Improving D's support of code-pages
Rioshin an'Harthen
rharth75 at hotmail.com
Mon Aug 20 13:01:09 PDT 2007
"Kirk McDonald" <kirklin.mcdonald at gmail.com> kirjoitti viestissä
news:facpkj$13ml$1 at digitalmars.com...
> Regan Heath wrote:
>> Kirk McDonald wrote:
>> Technically 'char' in C is a signed byte, not an unsigned one therefore
>> byte[] is more accurate.
>
> I don't agree with this last part. For starters, I had thought the
> signed-ness of 'char' in C was not defined. In any case, we're talking
> about chunks of arbitrary, homogenous binary data, so I think ubyte[] is
> most appropriate.
<ramble>
True. The C standard does not define the signedness of the char type.

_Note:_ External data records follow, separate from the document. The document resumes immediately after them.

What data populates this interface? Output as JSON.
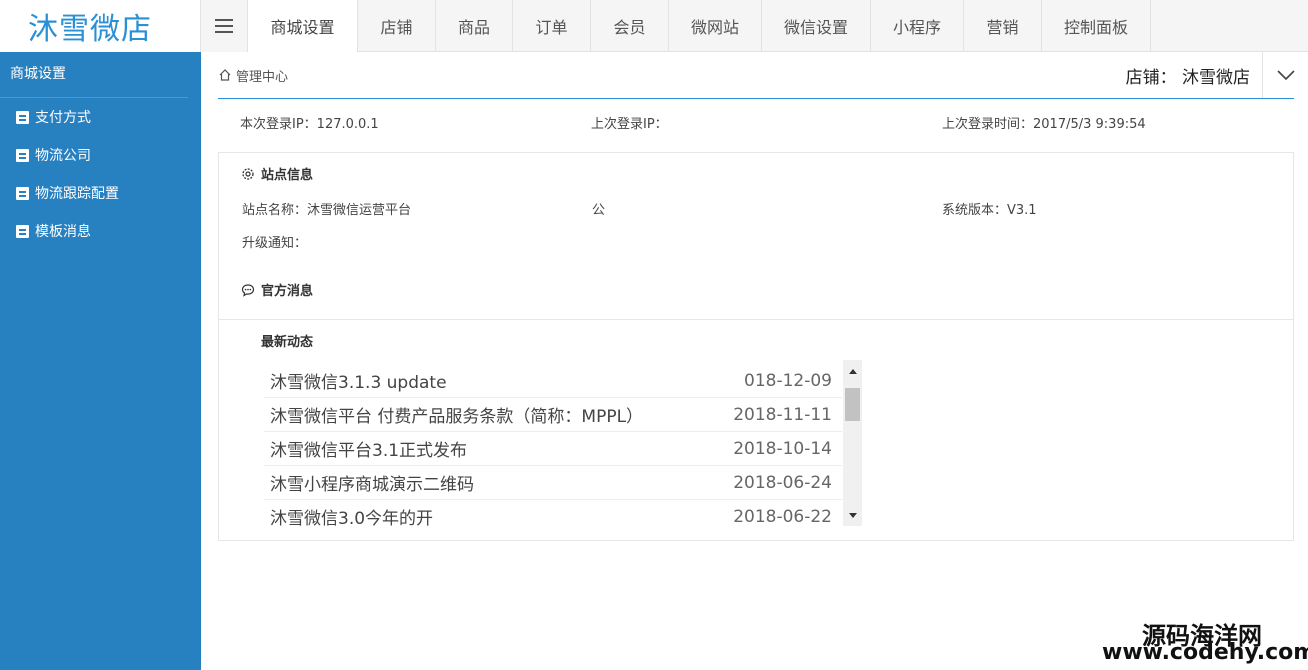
{
  "logo": {
    "text": "沐雪微店",
    "color": "#2a90d6"
  },
  "nav": {
    "tabs": [
      {
        "label": "商城设置",
        "active": true
      },
      {
        "label": "店铺",
        "active": false
      },
      {
        "label": "商品",
        "active": false
      },
      {
        "label": "订单",
        "active": false
      },
      {
        "label": "会员",
        "active": false
      },
      {
        "label": "微网站",
        "active": false
      },
      {
        "label": "微信设置",
        "active": false
      },
      {
        "label": "小程序",
        "active": false
      },
      {
        "label": "营销",
        "active": false
      },
      {
        "label": "控制面板",
        "active": false
      }
    ]
  },
  "sidebar": {
    "title": "商城设置",
    "color": "#2780c0",
    "items": [
      {
        "label": "支付方式",
        "icon": "document-icon"
      },
      {
        "label": "物流公司",
        "icon": "document-icon"
      },
      {
        "label": "物流跟踪配置",
        "icon": "document-icon"
      },
      {
        "label": "模板消息",
        "icon": "document-icon"
      }
    ]
  },
  "header": {
    "breadcrumb": "管理中心",
    "store": "店铺： 沐雪微店"
  },
  "login": {
    "current_ip": "本次登录IP：127.0.0.1",
    "last_ip": "上次登录IP：",
    "last_time": "上次登录时间：2017/5/3 9:39:54"
  },
  "site_info": {
    "title": "站点信息",
    "site_name": "站点名称：沐雪微信运营平台",
    "company": "公",
    "version": "系统版本：V3.1",
    "upgrade": "升级通知："
  },
  "official": {
    "title": "官方消息",
    "news_title": "最新动态",
    "items": [
      {
        "title": "沐雪微信3.1.3 update",
        "date": "018-12-09"
      },
      {
        "title": "沐雪微信平台 付费产品服务条款（简称：MPPL）",
        "date": "2018-11-11"
      },
      {
        "title": "沐雪微信平台3.1正式发布",
        "date": "2018-10-14"
      },
      {
        "title": "沐雪小程序商城演示二维码",
        "date": "2018-06-24"
      },
      {
        "title": "沐雪微信3.0今年的开",
        "date": "2018-06-22"
      }
    ]
  },
  "watermark": {
    "name": "源码海洋网",
    "url": "www.codehy.com"
  }
}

What it does require of the char type is that it guarantees that any
character
in the basic execution character set
A B C D E F G H I J K L M N O P Q R S T U V W X Y Z
a b c d e f g h i j k l m n o p q r s t u v w x y z
0 1 2 3 4 5 6 7 8 9
! " # % & ' ( ) * + , - . / : ; < = > ? [ \ ] ^ _ { | } ~
fit into a char in such a way that they are non-negative.
Quote from standard (ISO/IEC 9899:TC2 Committee Draft May 6, 2005):
6.2.5 Types
3 An object declared as type char is large enough to store any member of
the
basic execution character set. If a member of the basic execution
character
set is stored in a char object, its value is guaranteed to be
nonnegative. If
any other character is stored in a char object, the resulting value is
implementation-defined but shall be within the range of vlaues that can
be
represented in that type.
5.2.4.2.1 Size of integer types <limits.h>
- number of bits for smallest object that is not a bit-field (byte)
CHAR_BIT 8
- minimum value for an object of type signed char
SCHAR_MIN -127 // -(2^7 - 1)
- maximum value for an object of type signed char
SCHAR_MAX 127 // 2^7 - 1
- maximum value for an object of type unsigned char
UCHAR_MAX 255 // 2^8 - 1
- minimum value for an object of type char
CHAR_MIN see below
- maximum value for an object of type char
CHAR_MAX see below
2 If the value of an object of type char is treated as a signed integer
when
used in an expression, the value of CHAR_MIN shall be the same as
that of SCHAR_MIN and the value of CHAR_MAX shall be the same
as that of SCHAR_MAX. Otherwise, the value of CHAR_MIN shall
be 0 and the value of CHAR_MAX shall be the same as that of
UCHAR_MAX. The value of UCHAR_MAX shall equal
2^(CHAR_BIT) - 1.
</ramble>
So, applying this to the discussion would suggest that either byte[] or
ubyte[] would be appropriate. However, the most natural would be to
handle data as raw data without signs, thus ubyte[] feels more natural to
use as the standard type for any data whatsoever.